The long anticipated opening of the Center for Civil and Human Rights is scheduled to take place in less than two weeks. I can’t wait to experience it for myself. From its exterior, in its perfect setting downtown, it looks grand and inspiring in its architecture. I can’t wait to get inside.
I want to remember and give thanks for the courage and visions of the well-known heroes and heroines of the civil rights movement in America, most notably our own Dr. Martin Luther King, Jr. I also want to give thanks to the mostly unsung heroes and heroines, those young men and women, who in the racially-divided, racially unjust South, transformed not only our region of the country, but the nation and the world.
They went to church and sang, “O, deep in my heart, I do believe that we shall overcome some day” and sat down at segregated lunch counters. They had ketchup poured over their heads and epithets hurled at them all day long. They did what they did so the rights of some would be extended to all. They were brave. They had faith that people and societies could change for the better. They rode buses across the South, enduring terrible assault and indignity, to the end that freedom would become the right of the minority as well at the majority.

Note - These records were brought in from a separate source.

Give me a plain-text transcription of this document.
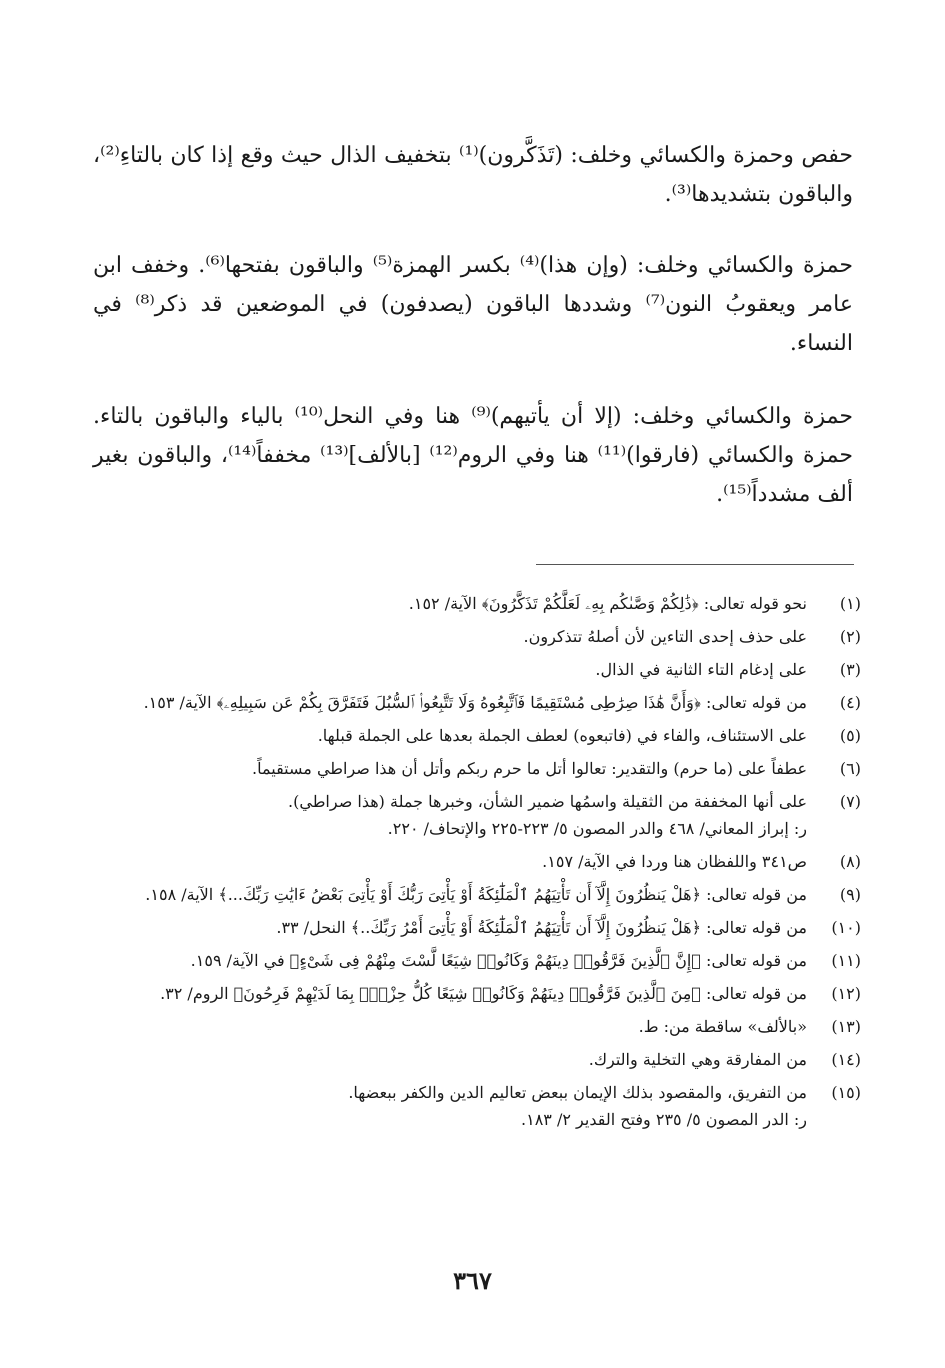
حفص وحمزة والكسائي وخلف: (تَذَكَّرون)⁽¹⁾ بتخفيف الذال حيث وقع إذا كان بالتاءِ⁽²⁾، والباقون بتشديدها⁽³⁾.

حمزة والكسائي وخلف: (وإن هذا)⁽⁴⁾ بكسر الهمزة⁽⁵⁾ والباقون بفتحها⁽⁶⁾. وخفف ابن عامر ويعقوبُ النون⁽⁷⁾ وشددها الباقون (يصدفون) في الموضعين قد ذكر⁽⁸⁾ في النساء.

حمزة والكسائي وخلف: (إلا أن يأتيهم)⁽⁹⁾ هنا وفي النحل⁽¹⁰⁾ بالياء والباقون بالتاء. حمزة والكسائي (فارقوا)⁽¹¹⁾ هنا وفي الروم⁽¹²⁾ [بالألف]⁽¹³⁾ مخففاً⁽¹⁴⁾، والباقون بغير ألف مشدداً⁽¹⁵⁾.

(١)
نحو قوله تعالى: ﴿ذَٰلِكُمْ وَصَّىٰكُم بِهِۦ لَعَلَّكُمْ تَذَكَّرُونَ﴾ الآية/ ١٥٢.
(٢)
على حذف إحدى التاءين لأن أصلهُ تتذكرون.
(٣)
على إدغام التاء الثانية في الذال.
(٤)
من قوله تعالى: ﴿وَأَنَّ هَٰذَا صِرَٰطِى مُسْتَقِيمًا فَٱتَّبِعُوهُ وَلَا تَتَّبِعُوا۟ ٱلسُّبُلَ فَتَفَرَّقَ بِكُمْ عَن سَبِيلِهِۦ﴾ الآية/ ١٥٣.
(٥)
على الاستئناف، والفاء في (فاتبعوه) لعطف الجملة بعدها على الجملة قبلها.
(٦)
عطفاً على (ما حرم) والتقدير: تعالوا أتل ما حرم ربكم وأتل أن هذا صراطي مستقيماً.
(٧)
على أنها المخففة من الثقيلة واسمُها ضمير الشأن، وخبرها جملة (هذا صراطي).
ر: إبراز المعاني/ ٤٦٨ والدر المصون ٥/ ٢٢٣-٢٢٥ والإتحاف/ ٢٢٠.
(٨)
ص٣٤١ واللفظان هنا وردا في الآية/ ١٥٧.
(٩)
من قوله تعالى: ﴿هَلْ يَنظُرُونَ إِلَّآ أَن تَأْتِيَهُمُ ٱلْمَلَٰٓئِكَةُ أَوْ يَأْتِىَ رَبُّكَ أَوْ يَأْتِىَ بَعْضُ ءَايَٰتِ رَبِّكَ...﴾ الآية/ ١٥٨.
(١٠)
من قوله تعالى: ﴿هَلْ يَنظُرُونَ إِلَّآ أَن تَأْتِيَهُمُ ٱلْمَلَٰٓئِكَةُ أَوْ يَأْتِىَ أَمْرُ رَبِّكَ..﴾ النحل/ ٣٣.
(١١)
من قوله تعالى: ﴿إِنَّ ٱلَّذِينَ فَرَّقُوا۟ دِينَهُمْ وَكَانُوا۟ شِيَعًا لَّسْتَ مِنْهُمْ فِى شَىْءٍ﴾ في الآية/ ١٥٩.
(١٢)
من قوله تعالى: ﴿مِنَ ٱلَّذِينَ فَرَّقُوا۟ دِينَهُمْ وَكَانُوا۟ شِيَعًا كُلُّ حِزْبٍۭ بِمَا لَدَيْهِمْ فَرِحُونَ﴾ الروم/ ٣٢.
(١٣)
«بالألف» ساقطة من: ط.
(١٤)
من المفارقة وهي التخلية والترك.
(١٥)
من التفريق، والمقصود بذلك الإيمان ببعض تعاليم الدين والكفر ببعضها.
ر: الدر المصون ٥/ ٢٣٥ وفتح القدير ٢/ ١٨٣.
٣٦٧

As a young white girl growing up in the Deep South, I remember the colored and white water fountains at the train station in our town. I remember how only the white fountain had cold water. I remember how my high school classmates went out to the state line when the freedom riders bus drove through, so they could hurl bricks, eggs, and yell taunts. I remember how no one who left school that day was counted absent. I remember when the Jewish synagogue in our town was vandalized. I remember how, in our church, not a word was ever said about racial injustice or anti-Semitism.
That is why I want to hear the stories of both the renowned and the unsung Americans of the 1950’s and 60’s who changed the nation and the world for the better. I want to know what motivated them to not accept the status quo. I want to drink from the fountain of faith that gave them inward assurance that resulted in such profound outward action. I want us never to forget them and what they did.
I believe with God’s help, you and I today can fix just about anything that is broken in this world, and there is a whole lot of brokenness in our day that needs to be fixed. The 74 school shootings since Sandy Hook 18 months ago comes to mind immediately. God forbid that we would settle to stand around and say, “Isn’t it terrible?”
Let’s get going. Let’s speak out. Let’s join hands. It all begins with us having faith that what ought not to be does not have to be.
I thank God that I live in the city that was the home of the civil rights movement and is poised to be the beacon for human rights for all the world. I hope and pray that Atlanta will be worthy of our legacy and up to the challenge of today.